В сарае у Бяшки разбирались на запчасти ворованные велосипеды. Здесь же изготавливалась пиротехническая продукция – взрывпакеты. Для чего надо было найти, чаще открутить у кого-нибудь на входной или на сарайной двери ручку из магния, затем Бяшка, кропотливо шоркая по ней напильником, добывал магниевые опилки, перемешивал их с порохом, делал фитиль… И шли в парк, где ждали в шкодном возбуждении окончания танцев… Шоу получалось на загляденье… Уставшая от скачек молодёжь высыпала на аллею с танцплощадки… Аллея, как слабо освещённый туннель – по сторонам подступают густые кусты, деревья нависают, вверху темень неба… И вдруг над головами страшный взрыв, вспышка… У некоторых парней ноги подкашивались от неожиданности, что уж говорить о девушках… Визжали так, что листья у берёз сворачивались… Свистела милиция… А кого ловить, хулиганы швырнули из кустов взрывпакет и смешались со всеми…
В сарае Бяшка оборудовал будуар. Из самолично оструганных, тщательно подогнанных досок сбил добротный двухэтажный топчан. Одну стену сарая завесил большой географической картой, другую старым рисованным «ковром», на котором плавала пара лебедей. Смастерил столик, над ним повесил керосиновую лампу. В углу стоял маленький сундучок, в нём хранился инструмент… Летом Бяшка любил спать в сарае.

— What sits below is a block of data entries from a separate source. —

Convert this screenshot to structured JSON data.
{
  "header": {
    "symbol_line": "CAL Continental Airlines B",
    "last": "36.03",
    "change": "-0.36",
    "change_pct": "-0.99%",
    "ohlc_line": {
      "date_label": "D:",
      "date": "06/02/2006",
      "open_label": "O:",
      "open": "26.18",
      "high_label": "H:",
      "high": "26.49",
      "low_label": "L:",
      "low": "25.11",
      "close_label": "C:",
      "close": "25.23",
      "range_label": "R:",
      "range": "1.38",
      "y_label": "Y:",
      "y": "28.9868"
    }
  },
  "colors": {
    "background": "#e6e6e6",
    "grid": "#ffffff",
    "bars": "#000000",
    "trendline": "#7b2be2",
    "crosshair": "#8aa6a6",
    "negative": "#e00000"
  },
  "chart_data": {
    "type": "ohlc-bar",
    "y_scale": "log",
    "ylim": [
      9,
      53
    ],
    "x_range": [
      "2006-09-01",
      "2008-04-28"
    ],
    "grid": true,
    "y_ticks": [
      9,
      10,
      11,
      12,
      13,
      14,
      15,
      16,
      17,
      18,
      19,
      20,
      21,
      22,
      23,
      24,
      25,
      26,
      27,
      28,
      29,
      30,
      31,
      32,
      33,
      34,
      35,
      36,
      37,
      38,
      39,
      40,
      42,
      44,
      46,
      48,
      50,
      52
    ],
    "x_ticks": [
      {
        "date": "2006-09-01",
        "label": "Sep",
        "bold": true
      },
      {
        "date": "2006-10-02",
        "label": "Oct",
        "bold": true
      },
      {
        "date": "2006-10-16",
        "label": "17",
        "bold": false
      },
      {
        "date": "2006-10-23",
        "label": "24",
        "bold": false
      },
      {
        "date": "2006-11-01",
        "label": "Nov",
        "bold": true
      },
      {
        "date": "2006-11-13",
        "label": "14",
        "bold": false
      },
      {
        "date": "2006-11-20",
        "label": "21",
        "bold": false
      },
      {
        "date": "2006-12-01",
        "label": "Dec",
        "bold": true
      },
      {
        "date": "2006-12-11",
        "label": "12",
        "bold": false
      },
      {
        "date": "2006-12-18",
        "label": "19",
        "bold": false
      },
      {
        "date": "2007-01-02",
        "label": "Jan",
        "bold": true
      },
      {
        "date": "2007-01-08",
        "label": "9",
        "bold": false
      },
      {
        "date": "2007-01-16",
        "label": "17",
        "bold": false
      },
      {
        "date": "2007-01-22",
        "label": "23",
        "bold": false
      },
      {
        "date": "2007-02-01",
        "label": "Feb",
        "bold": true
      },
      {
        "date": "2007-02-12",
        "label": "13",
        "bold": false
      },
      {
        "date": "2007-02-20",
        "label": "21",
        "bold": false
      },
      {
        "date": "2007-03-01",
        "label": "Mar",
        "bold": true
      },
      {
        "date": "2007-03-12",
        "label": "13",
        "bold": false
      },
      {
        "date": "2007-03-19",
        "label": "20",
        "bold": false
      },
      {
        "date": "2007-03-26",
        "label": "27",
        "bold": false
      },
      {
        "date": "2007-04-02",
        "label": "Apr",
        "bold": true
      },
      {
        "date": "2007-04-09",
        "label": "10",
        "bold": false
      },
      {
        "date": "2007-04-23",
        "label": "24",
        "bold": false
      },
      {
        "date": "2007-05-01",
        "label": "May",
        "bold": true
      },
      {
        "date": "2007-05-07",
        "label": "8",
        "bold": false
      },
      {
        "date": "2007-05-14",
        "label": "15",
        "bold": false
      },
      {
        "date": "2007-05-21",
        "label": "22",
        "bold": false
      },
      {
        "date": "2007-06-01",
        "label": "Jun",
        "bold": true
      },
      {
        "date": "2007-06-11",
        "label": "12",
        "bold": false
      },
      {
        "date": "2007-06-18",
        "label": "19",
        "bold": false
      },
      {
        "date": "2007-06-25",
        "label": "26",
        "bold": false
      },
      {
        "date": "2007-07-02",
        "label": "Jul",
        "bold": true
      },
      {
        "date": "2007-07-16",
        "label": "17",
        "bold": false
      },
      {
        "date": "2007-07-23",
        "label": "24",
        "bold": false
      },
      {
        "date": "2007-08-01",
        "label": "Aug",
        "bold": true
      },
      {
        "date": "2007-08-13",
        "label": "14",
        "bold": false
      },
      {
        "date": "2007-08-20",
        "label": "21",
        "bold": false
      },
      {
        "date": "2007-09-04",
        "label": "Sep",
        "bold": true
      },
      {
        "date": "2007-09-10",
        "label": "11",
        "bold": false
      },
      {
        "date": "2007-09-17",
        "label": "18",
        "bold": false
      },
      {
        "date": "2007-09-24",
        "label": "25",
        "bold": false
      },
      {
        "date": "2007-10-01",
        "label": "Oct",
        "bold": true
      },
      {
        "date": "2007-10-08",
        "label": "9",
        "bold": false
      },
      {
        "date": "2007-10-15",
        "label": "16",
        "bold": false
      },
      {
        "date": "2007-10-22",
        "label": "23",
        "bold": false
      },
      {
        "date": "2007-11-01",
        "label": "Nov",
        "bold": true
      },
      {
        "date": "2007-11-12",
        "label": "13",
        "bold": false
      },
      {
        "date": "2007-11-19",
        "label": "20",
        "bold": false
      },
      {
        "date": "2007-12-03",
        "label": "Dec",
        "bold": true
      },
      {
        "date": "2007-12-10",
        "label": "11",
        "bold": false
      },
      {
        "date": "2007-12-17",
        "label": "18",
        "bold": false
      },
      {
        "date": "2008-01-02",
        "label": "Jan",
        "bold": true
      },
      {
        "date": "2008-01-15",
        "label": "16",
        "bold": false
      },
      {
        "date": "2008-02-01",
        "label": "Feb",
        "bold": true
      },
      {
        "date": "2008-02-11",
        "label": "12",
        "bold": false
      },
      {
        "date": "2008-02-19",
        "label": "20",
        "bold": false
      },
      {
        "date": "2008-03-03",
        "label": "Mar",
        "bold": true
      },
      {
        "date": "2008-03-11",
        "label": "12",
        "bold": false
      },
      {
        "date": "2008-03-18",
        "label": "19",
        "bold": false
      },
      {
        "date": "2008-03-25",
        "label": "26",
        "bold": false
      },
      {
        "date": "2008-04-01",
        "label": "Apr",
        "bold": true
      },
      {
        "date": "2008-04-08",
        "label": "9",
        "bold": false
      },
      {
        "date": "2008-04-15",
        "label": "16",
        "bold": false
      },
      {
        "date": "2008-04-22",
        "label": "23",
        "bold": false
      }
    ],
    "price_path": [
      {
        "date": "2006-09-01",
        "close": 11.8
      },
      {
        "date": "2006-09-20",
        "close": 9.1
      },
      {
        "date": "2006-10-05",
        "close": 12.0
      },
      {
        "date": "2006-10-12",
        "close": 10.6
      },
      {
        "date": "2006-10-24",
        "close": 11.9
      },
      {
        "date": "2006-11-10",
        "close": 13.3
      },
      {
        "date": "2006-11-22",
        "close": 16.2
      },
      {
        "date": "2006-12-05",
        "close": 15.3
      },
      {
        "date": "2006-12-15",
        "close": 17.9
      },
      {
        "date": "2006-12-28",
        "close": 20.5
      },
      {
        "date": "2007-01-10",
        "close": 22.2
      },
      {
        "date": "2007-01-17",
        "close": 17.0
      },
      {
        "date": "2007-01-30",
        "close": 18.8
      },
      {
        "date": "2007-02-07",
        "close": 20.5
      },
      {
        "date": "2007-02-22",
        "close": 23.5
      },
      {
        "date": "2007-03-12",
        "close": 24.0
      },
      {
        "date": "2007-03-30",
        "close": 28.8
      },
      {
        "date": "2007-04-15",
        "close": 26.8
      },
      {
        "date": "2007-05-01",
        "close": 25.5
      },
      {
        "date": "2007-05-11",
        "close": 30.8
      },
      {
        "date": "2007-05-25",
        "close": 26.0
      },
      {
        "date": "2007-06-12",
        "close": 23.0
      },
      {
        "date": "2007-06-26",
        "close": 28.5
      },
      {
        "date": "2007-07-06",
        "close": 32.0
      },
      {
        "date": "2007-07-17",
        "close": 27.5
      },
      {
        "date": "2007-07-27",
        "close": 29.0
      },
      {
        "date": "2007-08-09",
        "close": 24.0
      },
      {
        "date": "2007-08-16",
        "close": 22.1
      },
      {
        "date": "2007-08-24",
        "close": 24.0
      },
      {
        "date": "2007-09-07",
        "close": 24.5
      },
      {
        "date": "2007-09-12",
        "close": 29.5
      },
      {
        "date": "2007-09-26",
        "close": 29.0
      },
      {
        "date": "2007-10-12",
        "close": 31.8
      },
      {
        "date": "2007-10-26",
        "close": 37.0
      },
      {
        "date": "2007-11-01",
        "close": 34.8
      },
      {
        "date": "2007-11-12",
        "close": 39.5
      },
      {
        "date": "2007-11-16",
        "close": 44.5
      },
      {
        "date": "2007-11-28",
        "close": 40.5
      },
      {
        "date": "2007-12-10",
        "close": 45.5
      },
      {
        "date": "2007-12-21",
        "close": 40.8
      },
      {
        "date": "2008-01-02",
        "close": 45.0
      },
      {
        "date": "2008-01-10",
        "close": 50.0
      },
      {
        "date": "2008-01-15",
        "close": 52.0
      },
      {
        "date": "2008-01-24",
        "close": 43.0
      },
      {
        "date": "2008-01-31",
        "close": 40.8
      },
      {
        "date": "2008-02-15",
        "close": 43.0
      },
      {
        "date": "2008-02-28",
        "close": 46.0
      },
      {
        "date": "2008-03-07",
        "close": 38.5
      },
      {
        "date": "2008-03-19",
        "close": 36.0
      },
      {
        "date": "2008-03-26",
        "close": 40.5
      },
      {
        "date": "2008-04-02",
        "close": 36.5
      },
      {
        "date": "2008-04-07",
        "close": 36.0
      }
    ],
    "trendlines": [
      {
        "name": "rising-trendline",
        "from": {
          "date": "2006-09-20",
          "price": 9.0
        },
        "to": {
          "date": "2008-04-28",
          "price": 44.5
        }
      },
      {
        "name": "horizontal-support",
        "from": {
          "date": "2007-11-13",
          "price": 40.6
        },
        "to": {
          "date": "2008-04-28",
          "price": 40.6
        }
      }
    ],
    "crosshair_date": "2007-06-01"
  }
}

И пускал туда парочки. Сам старался подглядеть… В качестве платы за аренду забирался на второй этаж, в досках имелась специальная щель… А потом с масляными глазками рассказывал во дворе, как и что видел…
Однажды Бяшка, это уже когда с дружками стал посещать Фому, исхитрился записать на магнитофон один из похотливых походов. Притащил свою «Комету», будто бы музыку послушать, но втихушку, когда приступили к «главному делу», поставил на запись. Потом, когда матери не было дома, водил к себе слушать...
– Копчёный, ты же самый умный был из нас, – просящее говорил в трубку Бяшка, – подскажи, что мне делать? Не могу я спокойно жить, пока эта тварь ходит по земле…
Бяшка заплакал в трубку, навзрыд, по-бабьи:
– Я должен отомстить ей! – твердил сквозь слёзы. – Должен! Засадить её в тюрягу… Помоги, Копчёный…
Артур Евгеньевич положил трубку, налил кофе в чашку… Заглянула жена:
– Откуда звонили?
– Из детства… – ответил Артур Евгеньевич.
И закричал на любимицу кошку: «Ах ты, поганка такая!»
Кошка мостилась сделать лужу в углу. Её не пускали на улицу к кавалерам, за что второй день мстительно устраивала туалеты где попало. «Бяшки на тебя нет! – затопал Артур Евгеньевич на вредное животное. – Враз бы кердык тебе устроил!»